Persiapan prabedah lain yang tidak kalah penting penting adalah puasa dan antibiotik. Puasa sebelum pembedahan diperlukan untuk mencegah muntah akibat
pembiusan. Pendekatan ERACS merekomendasikan pasien prabedah untuk puasa 6 jam untuk makanan padat dan 2 jam untuk minuman jernih (misal jus tanpa serat atau teh manis). Antibiotik diberikan secara intravena dalam 60 menit sebelum pembedahan. Setelah persiapan prabedah selesai, maka pembedahan dapat dilakukan.
Intrabedah
Metode pembiusan yang paling baik untuk SC adalah anesthesia regional, yaitu blok subarachnoid atau biasa disebut sebagai spinal anesthesia. Prosedur anestesia ini dilakukan dengan menusukkan jarum panjang yang sangat tipis untuk menyuntikkan obat anestetik lokal yang dikombinasikan dengan obat pilihan lainnya ke dalam cairan saraf di saluran tulang belakang. Metode ini berperan positif terhadap kontrol nyeri, fungsi organ, mobilitas, mual muntah pasca bedah, lama perawatan di rumah sakit, dan efek samping serta risiko komplikasi pascabedah. Bila dibandingkan dengan pembiusan umum, terdapat penurunan signifikan terhadap jumlah perdarahan dan kematian pasien.
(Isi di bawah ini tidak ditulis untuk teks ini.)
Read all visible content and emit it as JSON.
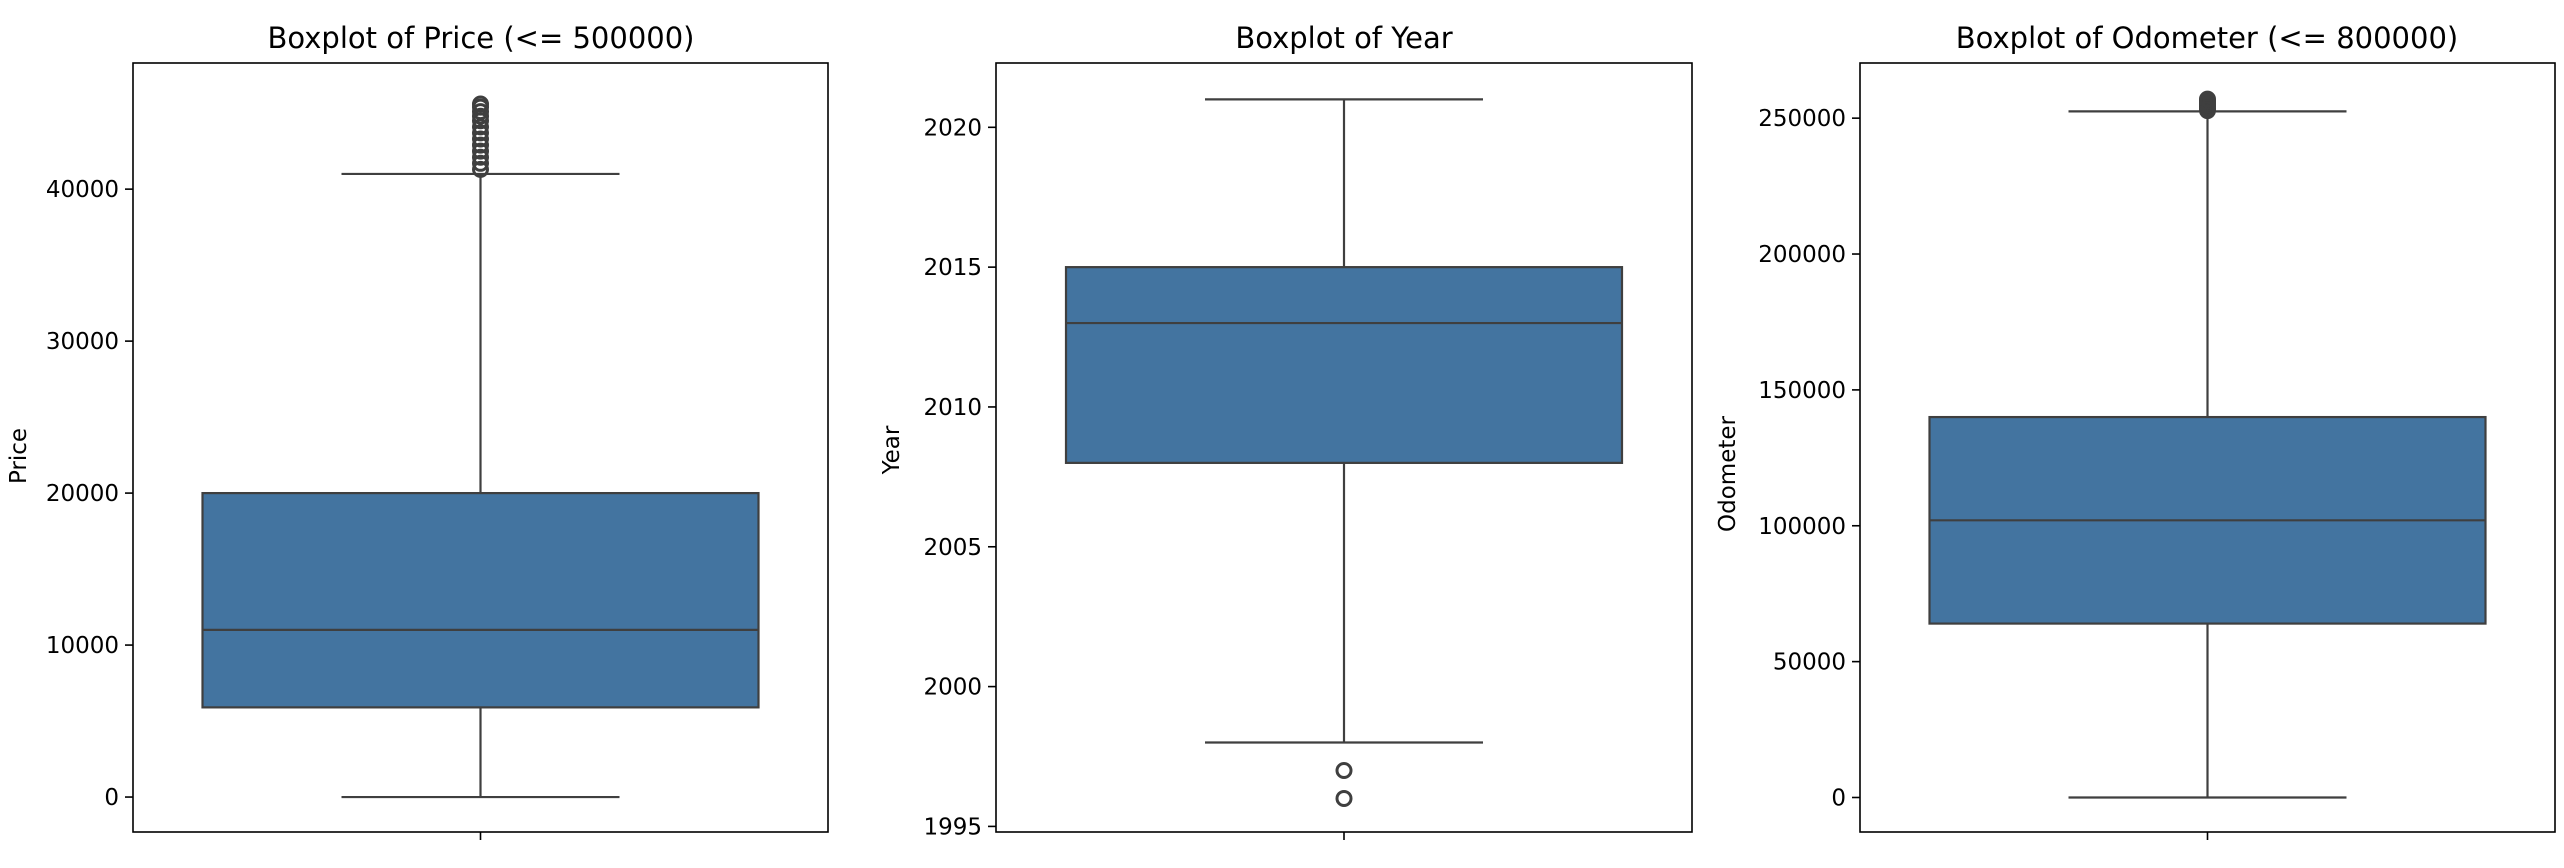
{
  "chart_data": [
    {
      "type": "box",
      "title": "Boxplot of Price (<= 500000)",
      "xlabel": "",
      "ylabel": "Price",
      "ylim": [
        -2300,
        48300
      ],
      "yticks": [
        0,
        10000,
        20000,
        30000,
        40000
      ],
      "tick_labels": [
        "0",
        "10000",
        "20000",
        "30000",
        "40000"
      ],
      "box": {
        "whisker_low": 0,
        "q1": 5900,
        "median": 11000,
        "q3": 20000,
        "whisker_high": 41000
      },
      "outliers": [
        41300,
        41700,
        42100,
        42500,
        42900,
        43300,
        43700,
        44100,
        44500,
        44800,
        45100,
        45400,
        45600
      ],
      "grid": false,
      "color": "#4374a0"
    },
    {
      "type": "box",
      "title": "Boxplot of Year",
      "xlabel": "",
      "ylabel": "Year",
      "ylim": [
        1994.8,
        2022.3
      ],
      "yticks": [
        1995,
        2000,
        2005,
        2010,
        2015,
        2020
      ],
      "tick_labels": [
        "1995",
        "2000",
        "2005",
        "2010",
        "2015",
        "2020"
      ],
      "box": {
        "whisker_low": 1998,
        "q1": 2008,
        "median": 2013,
        "q3": 2015,
        "whisker_high": 2021
      },
      "outliers": [
        1997,
        1996
      ],
      "grid": false,
      "color": "#4374a0"
    },
    {
      "type": "box",
      "title": "Boxplot of Odometer (<= 800000)",
      "xlabel": "",
      "ylabel": "Odometer",
      "ylim": [
        -12700,
        270300
      ],
      "yticks": [
        0,
        50000,
        100000,
        150000,
        200000,
        250000
      ],
      "tick_labels": [
        "0",
        "50000",
        "100000",
        "150000",
        "200000",
        "250000"
      ],
      "box": {
        "whisker_low": 0,
        "q1": 64000,
        "median": 102000,
        "q3": 140000,
        "whisker_high": 252500
      },
      "outliers": [
        252800,
        253500,
        254200,
        254900,
        255600,
        256300,
        257000
      ],
      "grid": false,
      "color": "#4374a0"
    }
  ]
}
Morfin intratekal yang diberikan pada anesthesia regional juga dapat meningkatkan efek analgetik pascabedah sehingga mobilisasi dapat lebih cepat dilakukan. Selama pembedahan berlangsung, suhu pasien juga harus dijaga normal (36.5o C-37.5o C) untuk mencegah komplikasi akibat hipotermia, seperti infeksi luka operasi, gangguan koagulasi, gangguan oksigenasi jaringan, gangguan metabolisme obat, dan lain sebagainya.
Pascabedah.
Tatalaksana nyeri yang baik dapat membantu mobilisasi dini serta kembalinya fungsi organ. Obat nyeri dapat diberikan secara multimodal, baik regional, intravena, maupun per oral. Mobilisasi dini dinilai penting untuk memperbaiki luaran jangka pendek pascabedah seperti kembalinya fungsi usus, risiko trombosis, serta lama perawatan. Melepas kateter urin lebih cepat juga berperan dalam mobilisasi dini.
Selain mobilisasi, nutrisi pascabedah juga turut menjadi perhatian. Early feeding atau asupan nutrisi yang lebih cepat (dalam 30 menit – 8 jam pascabedah) terbukti menekan rasa lapar dan haus pascabedah, meningkatkan kepuasan, memperbaiki ambulasi, dan menurunkan lama perawatan tanpa efek negatif terhadap gejala gastrointestinal maupun infeksi. Diet pascabedah sebaiknya terdiri atas susu, buah, sayur, dan kalori seimbang untuk mendukung ASI serta mencegah konstipasi.
Pendekatan perioperatif berdasarkan ERAS seperti yang tertulis sebelumnya selalu berpegang pada prinsip patient safety dan excellent service berbasis bukti, sehingga calon ibu dapat menjalani pembedahan dengan lebih nyaman danย pulih lebih cepat.